D’autre part, Mme [J] [W] a procédé à un transfert des fonds prêtés sur le compte de Mme [G] [R] dont elle a précisé qu’elle était un « membre de sa famille » par mail à la commission. A l’audience Mme [J] [W] précise avoir transféré l’argent sur « le compte de ses parents ».
Aucun justificatif de parenté n’a été produit.
Enfin, en tout état de cause, à supposer le lien de parenté établi, aucune garantie d’utilisation des fonds n’est fournie étant précisé qu’en définitive, Mme [J] [W] n’a jamais acheté le véhicule de remplacement évoqué.
Au total, alors que les créanciers déclarés à la procédure avaient accepté un plan conventionnel en fonction de facultés contributives de Mme [J] [W], cette dernière a aggravé sa situation en s’obligeant, 10 mois après l’entrée en vigueur du plan, à assumer un remboursement mensuel à hauteur de 665,09 euros au bénéfice de la SA [9] et ce sans aucune autorisation ni information donnée à ses créanciers déclarés.

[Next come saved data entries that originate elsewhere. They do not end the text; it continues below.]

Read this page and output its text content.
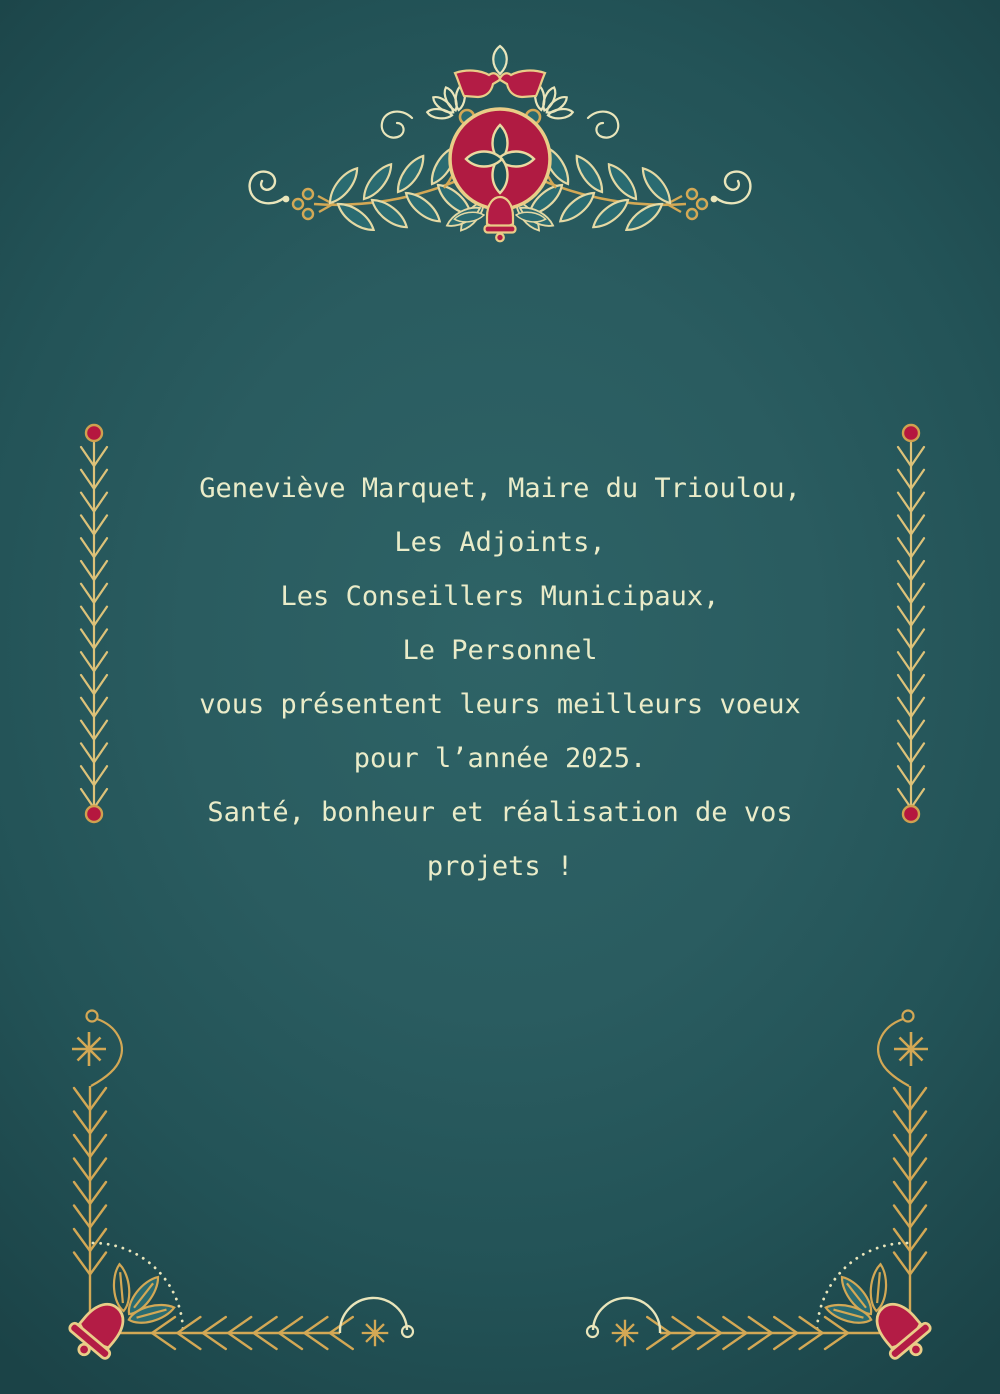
Geneviève Marquet, Maire du Trioulou,

Les Adjoints,

Les Conseillers Municipaux,

Le Personnel

vous présentent leurs meilleurs voeux

pour l’année 2025.

Santé, bonheur et réalisation de vos

projets !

Mme [J] [W] qui manifestement disposait d’une faculté contributive supérieure à celle retenue par la commission en fonction des éléments dont elle disposait alors, avait l’obligation de réserver ses capacités financières au remboursement des créanciers de la procédure.
Par conséquent, Mme [J] [W] doit être déchue du bénéfice de la procédure. Son recours doit donc être rejeté et la décision de la commission confirmée.
PAR CES MOTIFS
Le Juge des contentieux de la protection, statuant publiquement, par mise à disposition au Greffe en application de l’article 450 alinéa 2 du Code de procédure civile, par jugement réputé contradictoire , en premier ressort,
DÉCLARE RECEVABLE le recours formé par Mme [J] [W] contre la décision de déchéance prise par la [13] en date du 12 décembre 2024 ;
DÉBOUTE Mme [J] [W] de son recours et CONFIRME la décision du 12 décembre 2024 ;
RAPPELLE qu’en application de l’article R.713-10 du Code de la consommation, la présente décision est exécutoire de plein droit ;
LAISSE les dépens à la charge du trésor public;
DIT que la présente décision sera notifiée par lettre recommandée avec accusé de réception à Mme [J] [W] et à ses créanciers et par lettre simple à la [13] ,
AINSI jugé et prononcé par mise à disposition au greffe, le 25 juillet 2025, par Hélène PAÜS, Première Vice-Présidente chargée des contentieux de la protection du tribunal judiciaire de Mulhouse déléguée au Tribunal de proximité de Thann, assistée de Véronique Bijasson , Cadre Greffière.